Il treno degli agrumi e frutti lungo la costa ionica
da Catania ad Alcantara Castiglione di Sicilia fino a Castelmola
Locomotiva elettrica d’epoca e carrozze degli anni ’30 “Corbellini” e  “Centoporte

16 giugno 2019

Il treno percorre da Catania la costiera ionica, tra il Simeto e l’Alcantara e le aree degli agrumeti della Piana, attraversando i grandi scenari naturali del mito. Si sono svolti nel mare davanti ad Acitrezza l’amore di Aci e Galatea e la lotta tra Ulisse e Polifemo. Sull’Etna (Etna era la ninfa figlia di Urano e di Gea) sono i miti popolati da Tifeo, Encelado, Efesto, e la leggenda di Re Artu, che un incantesimo della Fata Morgana portò lì sopra con tutta la sua Curia.
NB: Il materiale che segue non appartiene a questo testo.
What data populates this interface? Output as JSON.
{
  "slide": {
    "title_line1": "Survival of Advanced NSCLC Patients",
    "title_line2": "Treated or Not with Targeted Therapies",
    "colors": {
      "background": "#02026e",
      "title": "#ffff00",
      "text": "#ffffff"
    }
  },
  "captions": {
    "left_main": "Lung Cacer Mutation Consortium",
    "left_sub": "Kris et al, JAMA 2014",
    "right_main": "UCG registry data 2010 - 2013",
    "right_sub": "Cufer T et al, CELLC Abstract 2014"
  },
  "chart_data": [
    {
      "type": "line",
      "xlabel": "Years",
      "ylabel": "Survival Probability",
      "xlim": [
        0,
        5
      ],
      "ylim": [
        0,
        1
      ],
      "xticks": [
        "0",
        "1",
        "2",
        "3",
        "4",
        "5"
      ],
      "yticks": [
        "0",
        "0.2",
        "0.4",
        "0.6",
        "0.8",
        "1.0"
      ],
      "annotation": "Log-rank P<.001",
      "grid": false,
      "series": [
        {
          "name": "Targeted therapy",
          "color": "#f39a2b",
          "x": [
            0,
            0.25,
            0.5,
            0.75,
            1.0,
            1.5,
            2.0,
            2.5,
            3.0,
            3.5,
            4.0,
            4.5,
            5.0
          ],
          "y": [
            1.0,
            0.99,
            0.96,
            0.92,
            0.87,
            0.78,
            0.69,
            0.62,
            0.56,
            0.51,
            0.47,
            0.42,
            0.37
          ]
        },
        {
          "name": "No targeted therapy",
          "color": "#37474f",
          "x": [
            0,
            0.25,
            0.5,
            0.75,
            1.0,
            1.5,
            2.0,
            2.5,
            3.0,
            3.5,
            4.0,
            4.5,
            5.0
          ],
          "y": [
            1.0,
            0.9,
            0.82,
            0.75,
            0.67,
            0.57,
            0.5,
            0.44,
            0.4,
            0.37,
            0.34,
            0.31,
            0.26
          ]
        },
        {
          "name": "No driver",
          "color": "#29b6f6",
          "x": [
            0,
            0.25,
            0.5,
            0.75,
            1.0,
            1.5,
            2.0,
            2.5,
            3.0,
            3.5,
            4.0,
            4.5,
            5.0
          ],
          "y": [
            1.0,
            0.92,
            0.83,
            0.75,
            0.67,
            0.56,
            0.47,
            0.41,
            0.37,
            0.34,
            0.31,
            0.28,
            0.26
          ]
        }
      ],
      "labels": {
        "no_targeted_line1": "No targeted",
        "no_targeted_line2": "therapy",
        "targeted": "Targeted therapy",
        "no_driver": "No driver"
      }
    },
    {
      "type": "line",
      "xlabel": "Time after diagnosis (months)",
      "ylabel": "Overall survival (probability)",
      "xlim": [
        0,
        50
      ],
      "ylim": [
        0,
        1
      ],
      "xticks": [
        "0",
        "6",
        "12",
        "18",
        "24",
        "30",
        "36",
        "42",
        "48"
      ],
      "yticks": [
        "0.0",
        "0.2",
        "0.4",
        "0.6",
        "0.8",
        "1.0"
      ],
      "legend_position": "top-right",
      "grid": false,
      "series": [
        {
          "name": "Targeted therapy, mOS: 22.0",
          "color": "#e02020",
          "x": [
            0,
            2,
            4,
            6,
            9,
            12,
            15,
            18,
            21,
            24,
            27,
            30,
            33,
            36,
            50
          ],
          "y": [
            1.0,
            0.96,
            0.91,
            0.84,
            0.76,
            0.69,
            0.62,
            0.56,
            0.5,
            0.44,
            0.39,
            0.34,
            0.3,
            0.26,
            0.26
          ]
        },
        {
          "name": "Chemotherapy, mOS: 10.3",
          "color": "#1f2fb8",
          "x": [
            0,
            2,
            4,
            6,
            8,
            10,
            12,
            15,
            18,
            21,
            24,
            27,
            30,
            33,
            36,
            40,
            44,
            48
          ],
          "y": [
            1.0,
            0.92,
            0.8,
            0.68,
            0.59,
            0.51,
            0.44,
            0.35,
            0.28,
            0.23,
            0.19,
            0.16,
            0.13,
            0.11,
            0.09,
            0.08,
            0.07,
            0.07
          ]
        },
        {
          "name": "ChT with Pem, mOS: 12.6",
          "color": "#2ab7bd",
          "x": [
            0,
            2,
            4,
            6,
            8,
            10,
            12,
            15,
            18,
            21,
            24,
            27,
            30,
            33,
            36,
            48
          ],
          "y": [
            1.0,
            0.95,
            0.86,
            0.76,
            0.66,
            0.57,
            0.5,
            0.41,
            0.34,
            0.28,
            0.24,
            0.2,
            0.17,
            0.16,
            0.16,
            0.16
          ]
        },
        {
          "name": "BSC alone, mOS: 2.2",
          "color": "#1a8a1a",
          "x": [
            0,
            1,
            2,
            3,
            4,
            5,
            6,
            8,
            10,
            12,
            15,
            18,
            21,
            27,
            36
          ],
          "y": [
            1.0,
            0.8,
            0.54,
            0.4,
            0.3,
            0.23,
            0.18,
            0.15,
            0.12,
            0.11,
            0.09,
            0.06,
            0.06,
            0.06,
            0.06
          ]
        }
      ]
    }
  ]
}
Proseguendo lungo la possente falesia della Timpa ad Acireale, si percorre una costa popolata diffusamente nell’ottocento da piccoli centri abitati e vaste aree di agrumeti, pini mediterranei, palme e filari di cipressi. Si attraversano i paesi marinari della costa, dove processioni e riti legati al mare rinsaldano l’identità delle comunità dei pescatori nel sollecitare la benedizione del mare da parte di Madonne e Santi patroni. Il viaggio ha le sue tappe in due dei Borghi più belli d’Italia. Sono territori ricchi di produzioni di eccellenza: il limone Interdonato Messina proposto nei terrazzamenti in pietra lungo la costa ionica, l’arancia rossa di Sicilia nelle varietà moro, tarocco e sanguinello, le antiche mele dell’Etna nelle loro varianti cola, gelato e cirino, le pere dell’Etna, nella specie butirra d’estate coltivata in questa fase dell’anno, la fragola di Maletto alle pendici dell’Etna, le noci di Motta, lungo l’Alcantara, nelle varietà currò, pacenzia e panuzzara.
Al primo di questi borghi, Castiglione di Sicilia, si giunge in pullman costeggiando l’Alcantara in un paesaggio che De Roberto descrive dantesco, affascinato dalle acque livide e lente e dalle scure pareti di rocce basaltiche, strette e serpeggianti. Poggiata su uno sperone di roccia scura Castiglione è stata fondata in età greca da esuli di Naxos ed ha vissuto la sua fase storica più importante a partire nell’età medievale. La Cuba bizantina di Santa Domenica, il Castello di Ruggero di Lauria, il ponte medievale e la chiesa di S. Nicolò, la Chiesa madre dedicata  a Pietro e Paolo, il Quartiere della Giudecca sono alcune tappe significative per cogliere l’anima medievale dell’abitato.

Discendendo verso il mare si risale il Monte Tauro, incontrando il Santuario rupestre di Madonna Rocca, il Castello Medievale con splendida vista sul territorio e la costa, per giungere al secondo borgo. Castelmola è stato in età antica acropoli e difesa di Taormina e per questo distrutto dagli arabi, e negli anni sessanta luogo di ritrovo del cinema internazionale. Il viaggiatore Gaston Vuillier al sorgere del ‘900 raccontava che “vi si domina lo Stretto di Messina, le pendici dell’Etna e poi monti e monti (i Peloritani, ma anche l’Aspromonte calabrese), accumulati, accavallati, quindi il mare infinito e il cielo azzurro, immenso”.

Le cisterne del quarto secolo a. C. e la Porta dei Saraceni sono testimonianze di un insediamento antico, strategico per il controllo del territorio.